“Five.”
“That’s three too many. I wish I’d been there. Wait till I get my green jacket,[3] I’ll carry a knife, and I’ll stick it into her.”
“She’s a brute,” adds another. “I’d serve her so too.”
Here a woman interposed on the other side and a fierce quarrel ensued and there was a hand to hand fight. The other prisoners gave the alarm; assistance arrived; and the combatants were secured and carried off to the dark cells.

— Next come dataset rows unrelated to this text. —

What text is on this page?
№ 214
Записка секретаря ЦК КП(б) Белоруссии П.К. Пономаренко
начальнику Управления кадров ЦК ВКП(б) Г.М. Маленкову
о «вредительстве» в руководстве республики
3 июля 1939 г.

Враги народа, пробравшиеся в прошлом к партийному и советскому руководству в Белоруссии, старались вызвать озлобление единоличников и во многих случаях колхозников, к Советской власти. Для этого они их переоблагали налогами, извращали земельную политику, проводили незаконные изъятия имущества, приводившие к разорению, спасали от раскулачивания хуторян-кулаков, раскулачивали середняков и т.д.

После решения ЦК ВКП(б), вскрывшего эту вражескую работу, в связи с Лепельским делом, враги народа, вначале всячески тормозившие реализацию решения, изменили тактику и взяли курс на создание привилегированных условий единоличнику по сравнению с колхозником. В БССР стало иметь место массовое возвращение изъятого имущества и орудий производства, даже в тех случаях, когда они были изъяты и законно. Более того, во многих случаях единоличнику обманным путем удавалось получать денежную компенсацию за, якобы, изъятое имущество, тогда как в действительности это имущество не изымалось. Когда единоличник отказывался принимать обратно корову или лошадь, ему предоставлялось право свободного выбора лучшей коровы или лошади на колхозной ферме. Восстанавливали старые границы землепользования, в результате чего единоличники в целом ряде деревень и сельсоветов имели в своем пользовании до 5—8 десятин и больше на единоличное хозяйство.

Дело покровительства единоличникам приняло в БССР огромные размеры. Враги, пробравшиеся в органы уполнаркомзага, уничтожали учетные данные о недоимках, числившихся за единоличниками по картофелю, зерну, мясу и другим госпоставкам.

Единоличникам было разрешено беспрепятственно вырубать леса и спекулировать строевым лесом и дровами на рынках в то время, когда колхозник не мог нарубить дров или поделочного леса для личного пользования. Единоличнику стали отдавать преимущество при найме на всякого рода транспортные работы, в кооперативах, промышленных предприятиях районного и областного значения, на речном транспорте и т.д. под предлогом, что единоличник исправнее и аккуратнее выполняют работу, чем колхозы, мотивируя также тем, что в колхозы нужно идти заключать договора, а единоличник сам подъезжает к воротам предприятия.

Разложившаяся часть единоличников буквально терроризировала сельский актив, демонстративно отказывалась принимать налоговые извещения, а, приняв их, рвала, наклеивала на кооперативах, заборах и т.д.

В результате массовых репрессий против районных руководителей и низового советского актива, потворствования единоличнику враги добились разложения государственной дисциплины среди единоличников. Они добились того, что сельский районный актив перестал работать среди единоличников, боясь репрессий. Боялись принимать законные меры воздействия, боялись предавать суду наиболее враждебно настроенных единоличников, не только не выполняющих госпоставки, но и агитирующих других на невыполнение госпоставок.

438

The next affair occurred at school time. A prisoner, Smith, was checked by the matron for quarrelling with the monitress, whereupon Smith, seizing her stool, swore she would make away with the matron. Two other prisoners came to the rescue, and, pushing the matron into a cell close by, got in with her, and pulled the door to. Smith in a fury raced after them, but the cell gate was locked before she arrived, and she had to be satisfied with the grossest abuse from the further side. But Sara Smith was now mistress of the ward, and ranged up and down with uplifted stool, and fury in her looks, till the governor, bold Captain Chapman, came to the spot with his patrols, and she was, with some difficulty, overpowered.

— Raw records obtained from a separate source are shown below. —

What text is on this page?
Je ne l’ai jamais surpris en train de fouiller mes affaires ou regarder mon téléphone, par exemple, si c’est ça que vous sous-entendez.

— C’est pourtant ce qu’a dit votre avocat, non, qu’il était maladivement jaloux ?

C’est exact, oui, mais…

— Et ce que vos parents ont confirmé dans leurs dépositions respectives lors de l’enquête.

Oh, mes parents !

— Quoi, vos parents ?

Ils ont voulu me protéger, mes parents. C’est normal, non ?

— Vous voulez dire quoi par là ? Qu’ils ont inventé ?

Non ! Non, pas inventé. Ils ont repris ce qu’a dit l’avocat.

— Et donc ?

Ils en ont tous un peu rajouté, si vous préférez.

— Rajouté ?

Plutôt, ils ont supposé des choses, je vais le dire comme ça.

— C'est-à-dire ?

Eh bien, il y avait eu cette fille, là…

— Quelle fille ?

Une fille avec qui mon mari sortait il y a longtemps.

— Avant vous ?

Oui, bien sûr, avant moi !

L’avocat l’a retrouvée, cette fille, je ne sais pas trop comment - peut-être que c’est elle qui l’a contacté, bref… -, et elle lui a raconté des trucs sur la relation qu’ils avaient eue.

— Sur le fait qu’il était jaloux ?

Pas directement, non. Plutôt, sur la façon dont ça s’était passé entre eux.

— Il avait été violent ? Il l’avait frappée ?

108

So determined were the women to misconduct themselves, that they took in bad part the advice of the few who were well-disposed. When one Mary Anne Titchborne begged her companions to behave better, they turned at her en masse, pursuing her to her cell with horrid threats, brandishing their pattens over their heads, and swearing they would have her life. The following feminine feat at first sight appeared most extraordinary. One of the female prisoners, it was declared, had in the night jumped out of her window, on the second floor, into the airing-yard below, a height of seventeen feet; and the governor, who visited her about 7 a.m., four hours after the accident, found her sitting in her cell again, quietly at work, and “with the exception of a sprain, or a contusion of the fingers of the right hand, quite unhurt.” According to this woman’s story, she determined to take her life about ten o’clock and threw herself out of her window. “It seems incredible,” remarks Captain Chapman, “that she could have effected this, as the sash of the window opens from the bottom with the hinge, forming thus an acute angle—in fact a V—having an aperture about ten inches wide. Not a single pane of glass was broken, and Miller, for all her fall, was unhurt, beyond a scratch or two upon her fingers.” Miller when questioned further stated that on reaching terra firma she was at first quite stunned. By and by she got up and walked about the yard for several hours; then, finding it cold, she returned to her ward, which she accomplished easily, as all the external doors and passage gates had been left unlocked. This carelessness with reference to “security” locks, as they are called, or the gates that interpose between the prisoners and fresh air, might easily make the hair of a modern gaoler stand on end; and even the considerate Governor Chapman was forced to reprimand the matrons for this gross neglect of duty. A little later Miller confessed her fraud. After school at night, she had managed to secrete herself in an unoccupied cell. No one missed her; and about eleven, coming out, she commenced to wander up and down the ward, going from cell to cell knocking.
“Who’s there?”
“Miller.”
“Where have you come from?”
“I have jumped out of the window, and got back through the gates, which were left open.”